狙い通りの制御が実現できると、スマートオーガがいよいよ完成ですか。
深野
まだまだ、乗り越えることはあります。センサーには一つ一つ個体差があるのです。だから、試作機が上手くいったからといって量産する除雪機はそのまま動いてくれない。なので、生産の検査工程に簡易傾斜板を用意して、全数を検査してセンサーに最適な設定を行っています。
諸井
センサーの個体差以外にも温度のバラつきもあります。除雪機の生産が真夏の30℃で、使う時がマイナス20℃なら50℃の温度差があるわけです。この温度差も考慮しながら、センサー1つ1つに合わせて初期設定を行うのです。
御菩薩池
1度傾きがズレていても人間は気が付きません。しかし、1度が積み重なると大きな傾きになるので、初期設定がしっかりしないとスマートオーガは機能しないのです。

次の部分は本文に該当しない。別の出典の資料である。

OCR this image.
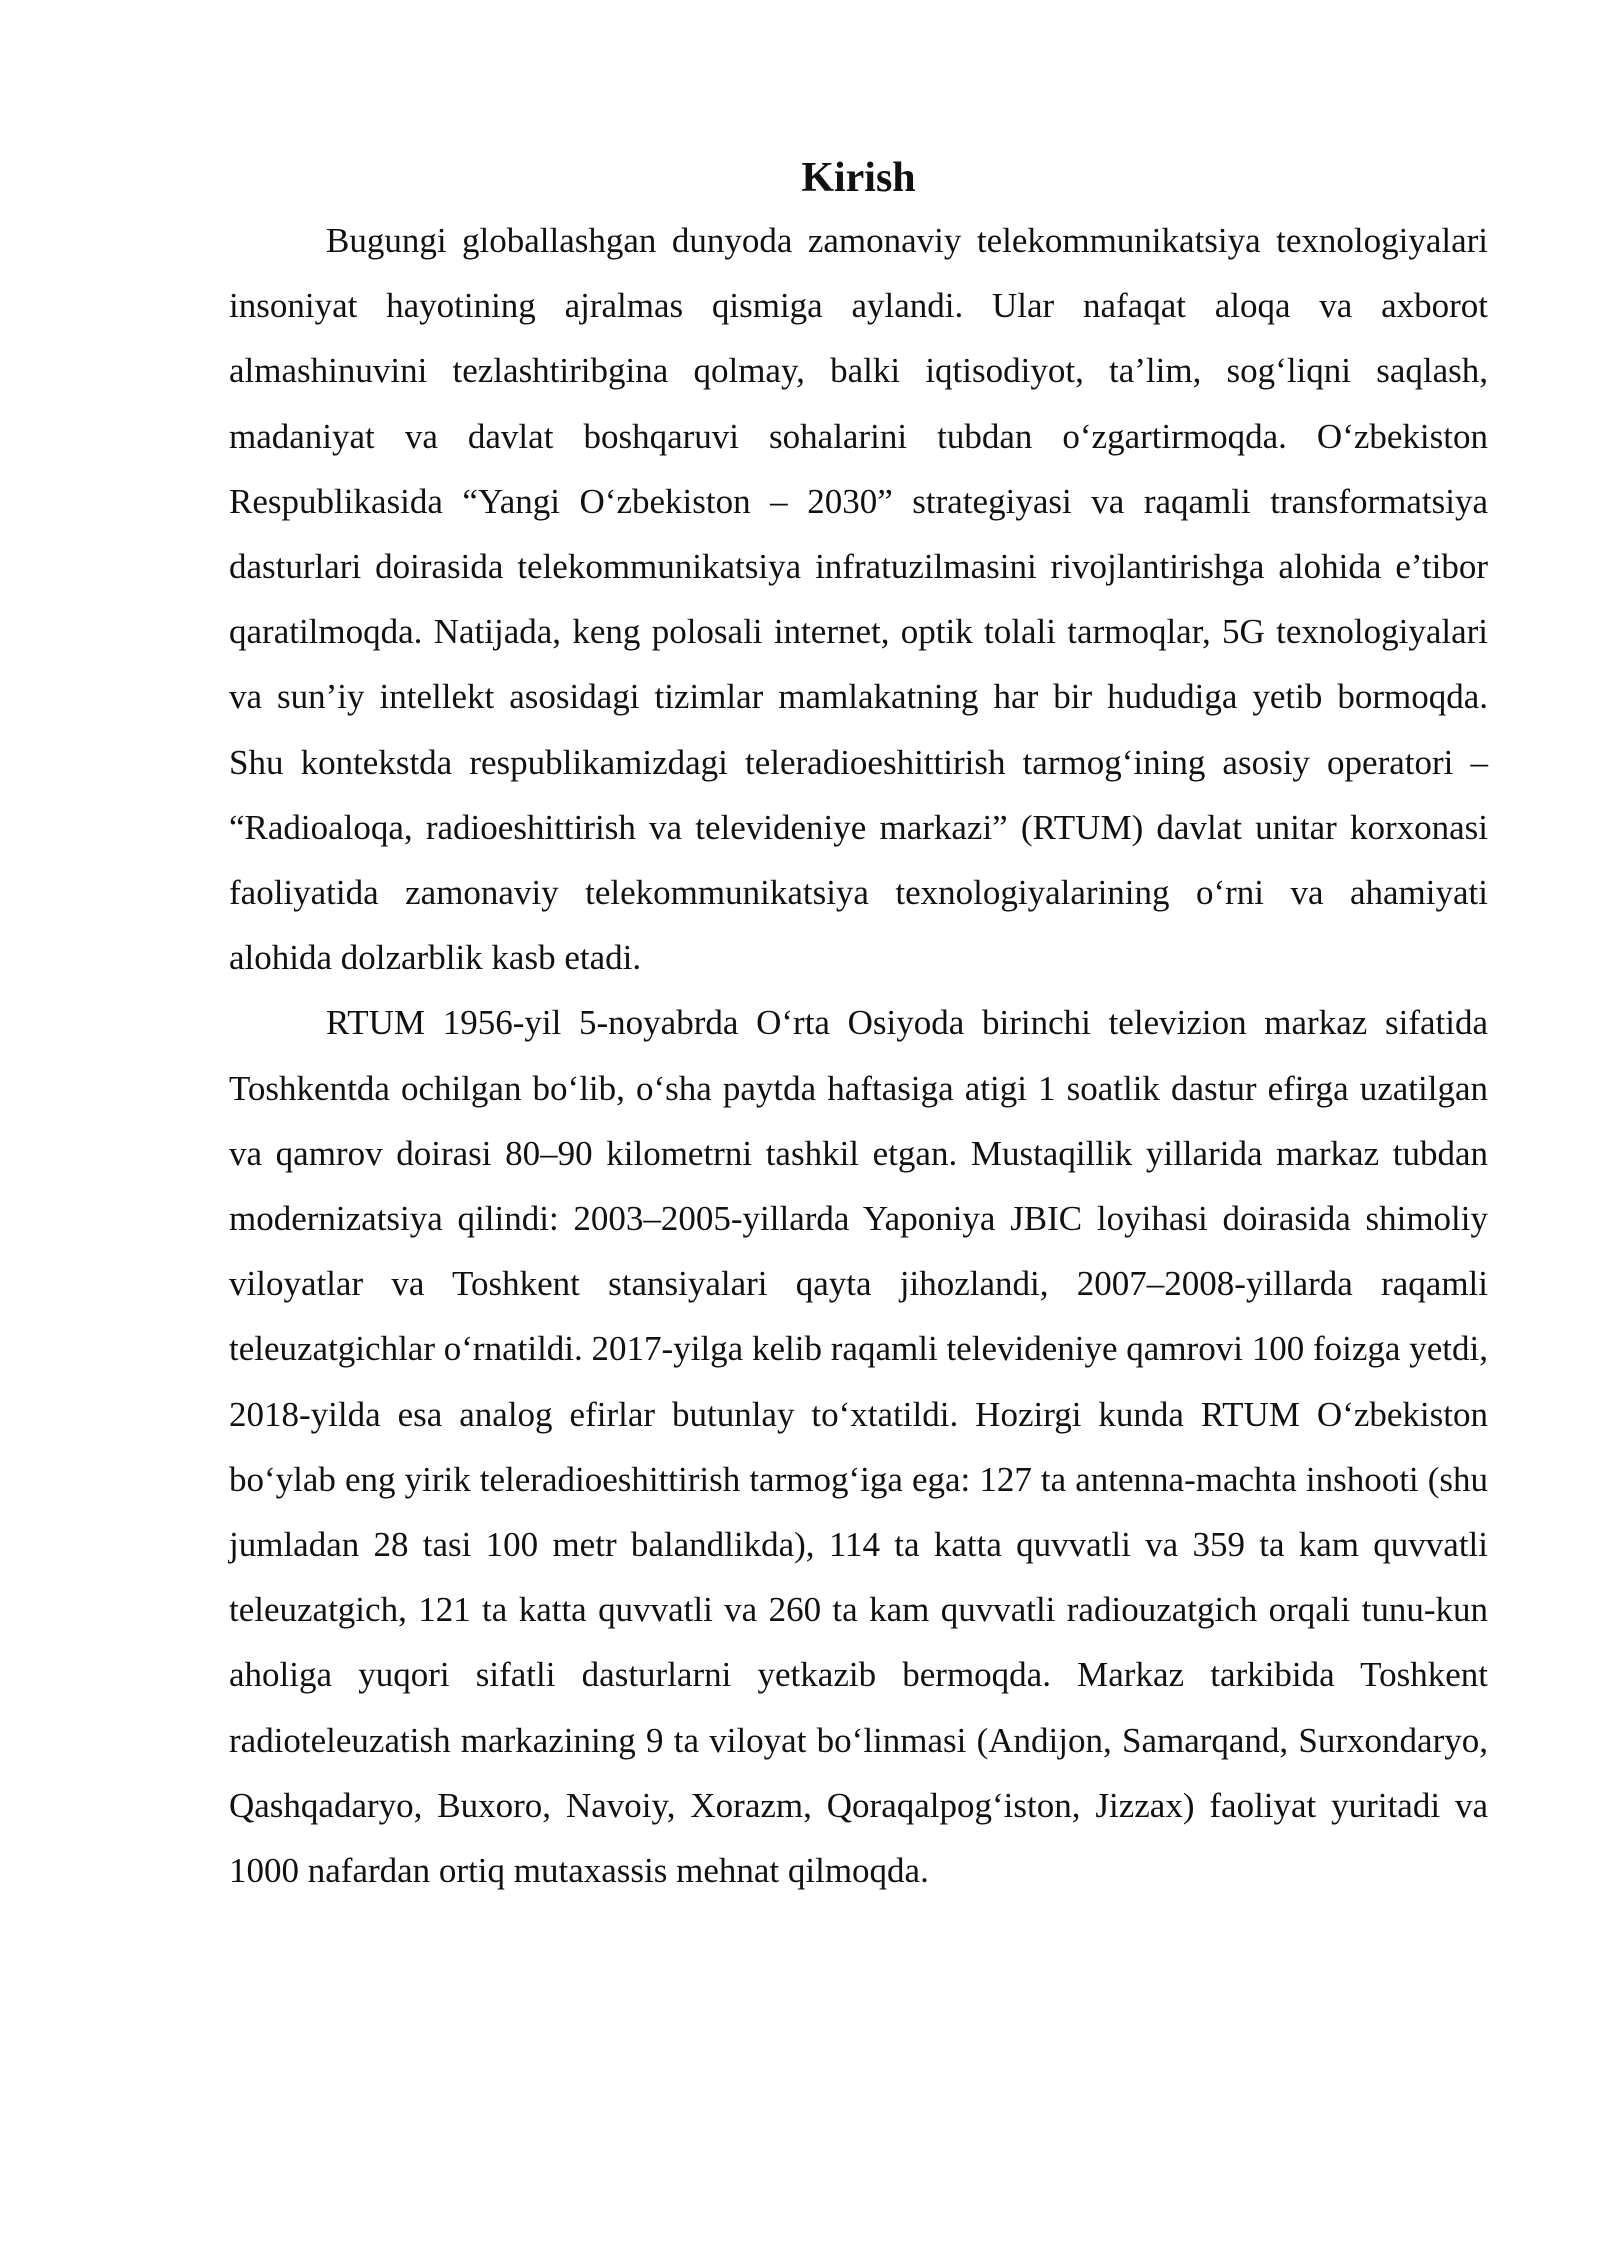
Kirish

Bugungi globallashgan dunyoda zamonaviy telekommunikatsiya texnologiyalari insoniyat hayotining ajralmas qismiga aylandi. Ular nafaqat aloqa va axborot almashinuvini tezlashtiribgina qolmay, balki iqtisodiyot, ta’lim, sog‘liqni saqlash, madaniyat va davlat boshqaruvi sohalarini tubdan o‘zgartirmoqda. O‘zbekiston Respublikasida “Yangi O‘zbekiston – 2030” strategiyasi va raqamli transformatsiya dasturlari doirasida telekommunikatsiya infratuzilmasini rivojlantirishga alohida e’tibor qaratilmoqda. Natijada, keng polosali internet, optik tolali tarmoqlar, 5G texnologiyalari va sun’iy intellekt asosidagi tizimlar mamlakatning har bir hududiga yetib bormoqda. Shu kontekstda respublikamizdagi teleradioeshittirish tarmog‘ining asosiy operatori – “Radioaloqa, radioeshittirish va televideniye markazi” (RTUM) davlat unitar korxonasi faoliyatida zamonaviy telekommunikatsiya texnologiyalarining o‘rni va ahamiyati alohida dolzarblik kasb etadi.

RTUM 1956-yil 5-noyabrda O‘rta Osiyoda birinchi televizion markaz sifatida Toshkentda ochilgan bo‘lib, o‘sha paytda haftasiga atigi 1 soatlik dastur efirga uzatilgan va qamrov doirasi 80–90 kilometrni tashkil etgan. Mustaqillik yillarida markaz tubdan modernizatsiya qilindi: 2003–2005-yillarda Yaponiya JBIC loyihasi doirasida shimoliy viloyatlar va Toshkent stansiyalari qayta jihozlandi, 2007–2008-yillarda raqamli teleuzatgichlar o‘rnatildi. 2017-yilga kelib raqamli televideniye qamrovi 100 foizga yetdi, 2018-yilda esa analog efirlar butunlay to‘xtatildi. Hozirgi kunda RTUM O‘zbekiston bo‘ylab eng yirik teleradioeshittirish tarmog‘iga ega: 127 ta antenna-machta inshooti (shu jumladan 28 tasi 100 metr balandlikda), 114 ta katta quvvatli va 359 ta kam quvvatli teleuzatgich, 121 ta katta quvvatli va 260 ta kam quvvatli radiouzatgich orqali tunu-kun aholiga yuqori sifatli dasturlarni yetkazib bermoqda. Markaz tarkibida Toshkent radioteleuzatish markazining 9 ta viloyat bo‘linmasi (Andijon, Samarqand, Surxondaryo, Qashqadaryo, Buxoro, Navoiy, Xorazm, Qoraqalpog‘iston, Jizzax) faoliyat yuritadi va 1000 nafardan ortiq mutaxassis mehnat qilmoqda.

スマートオーガは、2018年にはHSM1590iにも搭載されました。
諸井
同じ機能ですけど、そう簡単に移植できたわけではありません。大型のHSL2511と中型のHSM1590iでは除雪機としての骨格が全く違います。
御菩薩池
それぞれオーガを動かす際の支点の位置が違うので動かし方が大きく変わってきます。また駆動方式もHSTとハイブリッドの違いがあります。
深野
除雪機を動かす細かな設定、つまり「味付け」がとても重要なので、機体のサイズや重量バランス、エンジン出力が変われば専用でチューニングをする必要があるわけです。
スマートオーガ機能を搭載する除雪機「HSM1590i」と「HSL2511」
初期の除雪機と比べると、驚くほどの進化を遂げていますね。
諸井
寒い中での雪かきなんて、本当はしたくない作業じゃないですか。だから「操作が楽な除雪機」を目指して開発を行うわけです。除雪を自動で済ませられると良いのだけど、刃が回っている機械なので完全に自動化するのは様々なデバイスが必要になり、家庭で買えるものではなくなってしまい現実的ではありません。
御菩薩池
除雪機は、どうしても操作が残る機械です。だからこそ、作業中にアレコレとレバーを操作しないで済むようにしっかりとアシストできる除雪機を目指して実現することができました。
除雪機の達人と呼ばれるテストチームを率いる立場から見てどんな仕上がりですか。
諸井
除雪機の動きとしては、まだ満点ではありません。しかし、相当なレベルまで引き上げることができました。除雪機をお使いだけども雪深い地域でお困りの方にぜひともスマートオーガを体験していただきたいですね。